I don't want to be rude, but what is it that draws you to him? Is it the idea of fixing him? Does his craziness make you feel alive in comparison to the current guy? I know the questions sound odd, but I'm just asking because I was once drawn to the same type before I learned about my own condition.
marshmallow 03-14-2007, 06:12 PM
I agree it's not the time to marry anyone but your ex does not have a very good resume. I would think long and hard about that and then the bp complicates matters even more. If he is not medicated forget any kind of relationship with him. I agree with what Rose and Tsohl said.
rishi 03-14-2007, 07:43 PM
hi sun....please maybe you could tell him your truth. sure there will be anxiety....kinda universal. he will go on knowing that sometimes, he can trust....what a great experience....trust your heart....rishi ps. the "him" being fiancee....and as for your bp guy, love deeply from a distance. just my experience....hope you can learn from it rishi
tsohl 03-15-2007, 01:04 PM
I think you need to tell your fiance...you just need to decide if you should tell him now before he makes the trip, or wait until you see him...but you are clearly not ready to get married. It will be difficult, but you must face the reality that you are not ready to make a commitment to anyone.
Good luck.
Tsohl
ahhrealmonsters 03-15-2007, 01:15 PM
oh. sunflower. Im sooo sorry. I know that guys are just a general pain but the worst is when you love one and it just never seems to go your way. the hardest thing is to let go of the feeling that you have for him and to try and move on.

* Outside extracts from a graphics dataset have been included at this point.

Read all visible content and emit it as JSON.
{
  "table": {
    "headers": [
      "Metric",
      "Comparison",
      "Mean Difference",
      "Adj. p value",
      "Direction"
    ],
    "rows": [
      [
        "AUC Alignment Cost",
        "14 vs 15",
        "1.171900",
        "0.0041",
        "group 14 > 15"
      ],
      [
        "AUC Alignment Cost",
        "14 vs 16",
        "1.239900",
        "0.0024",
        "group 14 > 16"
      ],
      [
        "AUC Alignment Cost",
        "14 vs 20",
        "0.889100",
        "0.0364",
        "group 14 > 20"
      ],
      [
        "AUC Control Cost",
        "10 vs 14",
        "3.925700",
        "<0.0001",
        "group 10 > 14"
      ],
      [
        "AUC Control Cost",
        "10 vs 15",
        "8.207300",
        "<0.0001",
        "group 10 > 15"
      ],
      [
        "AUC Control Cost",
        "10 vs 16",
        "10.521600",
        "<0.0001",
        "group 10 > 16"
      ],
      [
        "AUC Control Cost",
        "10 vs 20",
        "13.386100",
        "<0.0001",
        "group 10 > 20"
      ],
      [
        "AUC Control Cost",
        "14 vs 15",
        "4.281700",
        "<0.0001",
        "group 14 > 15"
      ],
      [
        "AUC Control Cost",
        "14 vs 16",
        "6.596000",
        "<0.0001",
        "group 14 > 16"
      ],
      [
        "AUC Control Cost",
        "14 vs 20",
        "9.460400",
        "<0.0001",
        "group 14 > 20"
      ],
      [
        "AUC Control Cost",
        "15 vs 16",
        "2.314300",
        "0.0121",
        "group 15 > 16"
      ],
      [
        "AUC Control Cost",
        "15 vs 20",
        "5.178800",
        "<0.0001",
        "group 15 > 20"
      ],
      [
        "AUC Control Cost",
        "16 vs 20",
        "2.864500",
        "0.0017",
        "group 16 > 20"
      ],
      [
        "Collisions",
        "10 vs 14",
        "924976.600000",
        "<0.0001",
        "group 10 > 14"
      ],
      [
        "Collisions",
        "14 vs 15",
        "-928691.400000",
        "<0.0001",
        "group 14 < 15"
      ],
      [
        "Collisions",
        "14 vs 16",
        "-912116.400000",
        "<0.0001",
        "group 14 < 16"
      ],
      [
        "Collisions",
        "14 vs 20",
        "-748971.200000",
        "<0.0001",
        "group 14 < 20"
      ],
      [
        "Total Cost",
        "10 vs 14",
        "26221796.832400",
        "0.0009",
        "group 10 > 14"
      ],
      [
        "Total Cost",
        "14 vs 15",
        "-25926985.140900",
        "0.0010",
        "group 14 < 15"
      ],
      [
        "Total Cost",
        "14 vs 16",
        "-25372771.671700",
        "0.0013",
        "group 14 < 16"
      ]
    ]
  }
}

Ive been there. I just buried them and I love the guy im with. It suprised me on day out of the blue it was like "bang " and it hit me. All i can say is if you marry him and find out later that u just cant live without your best friend then thats you, but at least you can know that you gave a new love and neew life a try. GOOD LUCK !
sunflower41883 03-15-2007, 03:08 PM
I have decided that I have to tell my fiancee the truth, just how much of the truth? Should I break it off completely? Or tell him I just need time to sort out my feelings? And do I tell him before he flies half way across the country, or over the phone? I mean I think this is something I should tell him in person, but I don't want him to feel like he wasted his money coming to see me.
sunflower41883 03-15-2007, 03:11 PM
Thanks...it is the hardest thing I have ever been through. I want to give a new love and a new life a try, but I know deep in my heart that I would always wonder "What if?" I just don't know how to let go of the feelings...we had a long discussion last night about how we truly feel and why our relationship didn't work and came to a conclusion. We are totally nuts about each other, and we don't want to let go. We know that we will probably not be able to ever work things out, but we have agreed that we want to remain friends because neither of us could live without the other one in our lives at least as a friend. I want to be able to put as much time and energy and love into my new relationship that I have put into my old one, but it just isn't happening.
tsohl 03-15-2007, 03:43 PM
If things were equal, who would you want to spend your life with?
sunflower41883 03-15-2007, 03:47 PM
My best friend...the ex. If I could force myself to be a superficial person, I wouldn't be having second thoughts right now. I would be able to move on and be with the "Better choice"...meaning the choice my parents, entire family, and society would want me to choose...the knight in shining armour....well my knight in shining armour is more like a thorn in my side, but I can't help the way I feel about him. I would rather fight like h** with him than get along with anyone else.